Inside Philanthropy

A blog on philanthropy and nonprofit news and issues. A publication of Philanthropy Journal.

September 8, 2009

Banker gave givers another way to give

By Todd Cohen

With the death on Aug. 29 of Lewis R. Holding, North Carolina lost not only a business leader who built his family’s bank into a solid business that puts today’s over-leveraged lenders to shame, but also a sure-eyed visionary who created a charitable foundation that has become a model for helping givers throughout the state grow charitable assets in their communities.

Known as “Snow,” a nickname he received in childhood because of his fair hair, Holding in 1988 created the North Carolina Community Foundation to help fill what he saw as a gap in local philanthropic resources, particularly in rural counties with less wealth than the state’s larger, more affluent metro areas.

Some philanthropic leaders in those larger metro areas initially saw the North Carolina Community Foundation, because of its statewide franchise, as a potential competitor for contributions from their own local donors. Some still hold that view.

But Holding, a political and business conservative who served for decades as chairman and CEO of Raleigh-based First Citizens Bank, believed competition was good for community philanthropy, and that offering givers more choices for investing their charitable dollars would make the charitable pie bigger.

“I don’t think competition has hurt anybody,” he told me in 1991 in a rare interview for The News & Observer in Raleigh. “It would be a breath of fresh air in this business.”

Today, through 59 local affiliates that serve 65 counties throughout the state, the Raleigh-based North Carolina Community Foundation manages over $100 million in charitable assets and makes annual grants totaling roughly $5 million.

Modeled on First Citizens, which the Holding family built in large part because it was willing to open branches in sparsely-populated counties, the North Carolina Community Foundation committed itself to develop those underserved markets.

“Snow was visionary,” Jim Black, a member of the foundation’s board of directors and senior vice president and director of client development for Wachovia, said in an interview.

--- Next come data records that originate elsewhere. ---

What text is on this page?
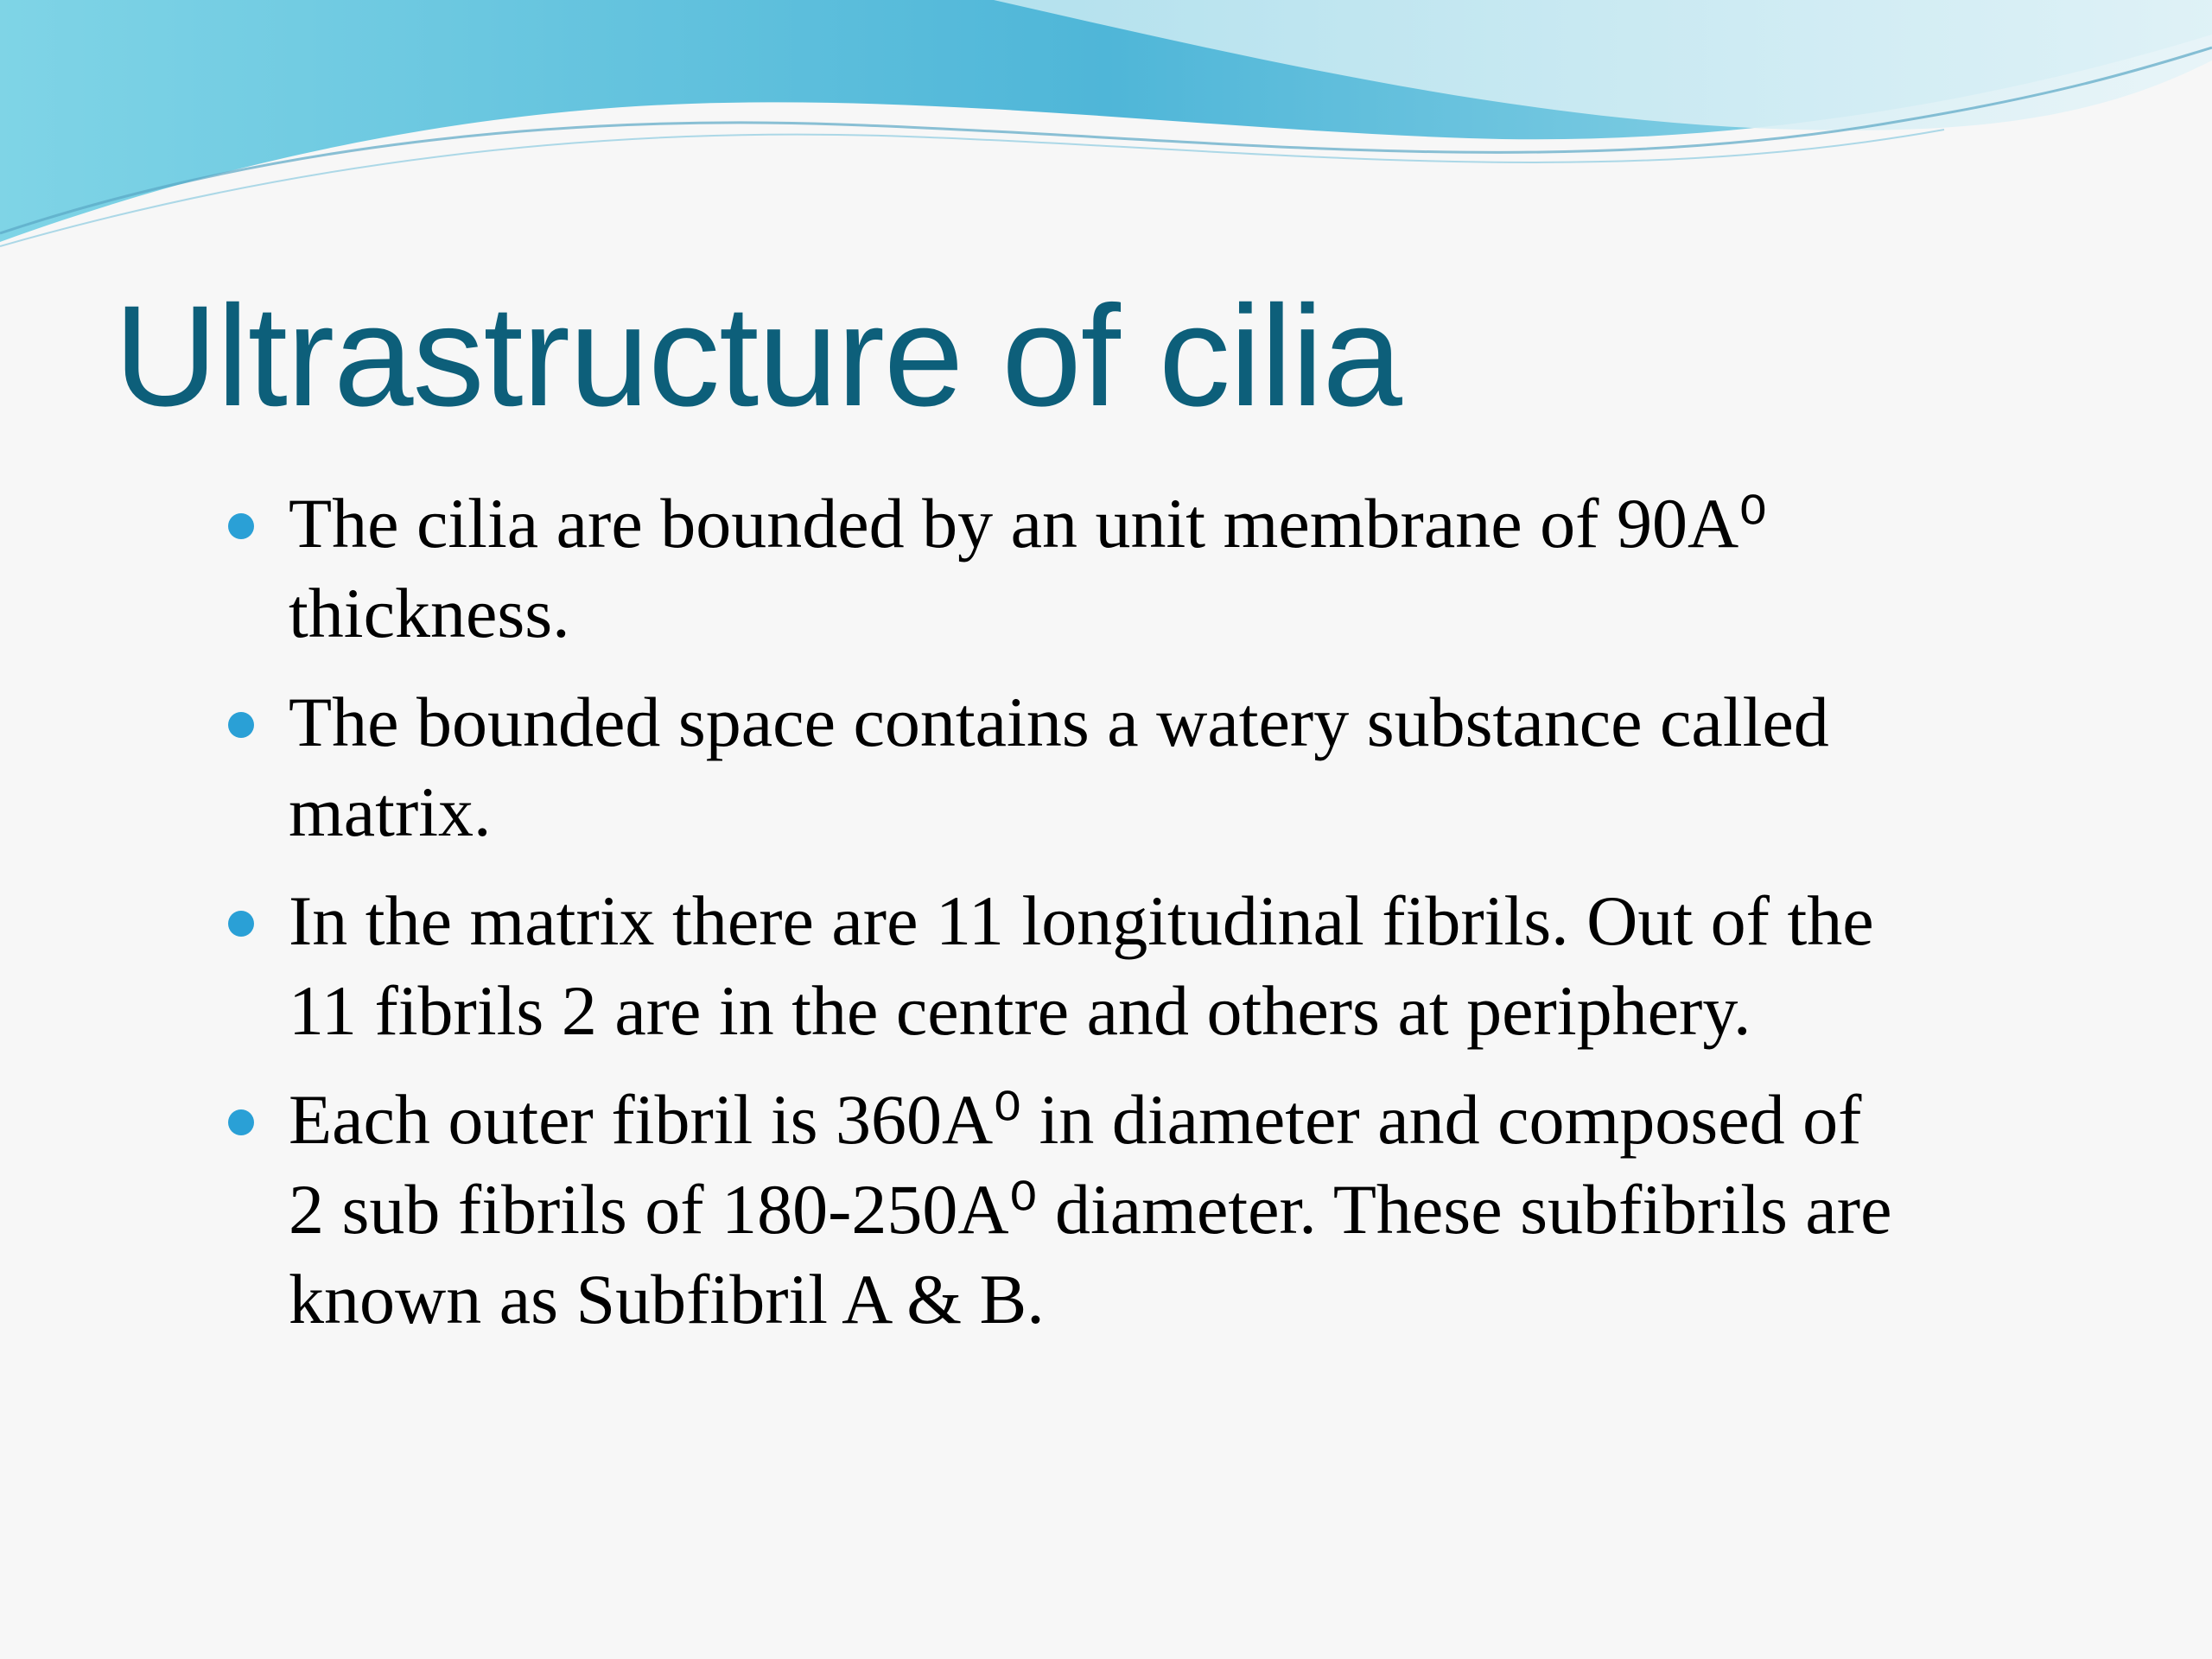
Ultrastructure of cilia
The cilia are bounded by an unit membrane of 90A⁰
thickness.
The bounded space contains a watery substance called
matrix.
In the matrix there are 11 longitudinal fibrils. Out of the
11 fibrils 2 are in the centre and others at periphery.
Each outer fibril is 360A⁰ in diameter and composed of
2 sub fibrils of 180-250A⁰ diameter. These subfibrils are
known as Subfibril A & B.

“He wanted people in those communities to have an economical way to express their philanthropy in their communities, keep the money at home,” Black said, “and the community foundation’s vision was really to help promote that and make that possible.”

Unlike private foundations, which typically get most or all of their funds from a single donor like an individual, family or corporation, community foundations accept funds from anyone.

Community foundations, one of the fastest-growing sectors in the charitable marketplace, invest the funds and, with the advice of the donors, make grants to causes the donors care about.

Jennifer Tolle Whiteside, president of the North Carolina Community Foundation, said in an interview that Holding’s vision was to “ensure that philanthropy was extended to all walks of life across the state.”

His approach to growing philanthropy was “about being flexible,” she said, “It was about being inclusive with communities. It was about ensuring that rural North Carolina had a place at the table and that everyone could be a philanthropist.”

He also believed growing philanthropy required asking people to give.

“You have to ask people for money and you have to be clear about it and you have to not be ashamed of asking people for money,” Whiteside said. “He challenged our board, he challenged our affiliates, to make sure we were asking.”

With First Citizens often providing startup funds, the foundation recruited individuals in local counties to form local affiliates, contribute funds and set up local boards to help make grants to local charities.

Today, still modeling itself on the bank, the foundation provides centralized back-office services for its local affiliates.

It helps the affiliates market their philanthropic services, find new donors, invest their assets, make grants from funds the donors create, handle accounting, and file reports with the IRS.

And it tries to make philanthropy easy for donors, offering a charitable alternative to creating their own foundations by providing them with legal, tax, estate-planning and grantmaking services.

In the 1991 interview, Holding said his estate plan called for leaving at least part of his holdings, which at the time included First Citizens stock estimated then to be worth at least $48 million -- to the foundation.

While Whiteside did not know any details about his estate plan, she said he had created several funds at the foundation to support his charitable interests and “was always extremely generous in his philanthropic work.”

Whether his estate leaves a gift to the North Carolina Community Foundation or not, the very existence of the foundation is a timeless gift that will continue making a difference for generations by asking North Carolinians in all walks of life in communities throughout the state to give.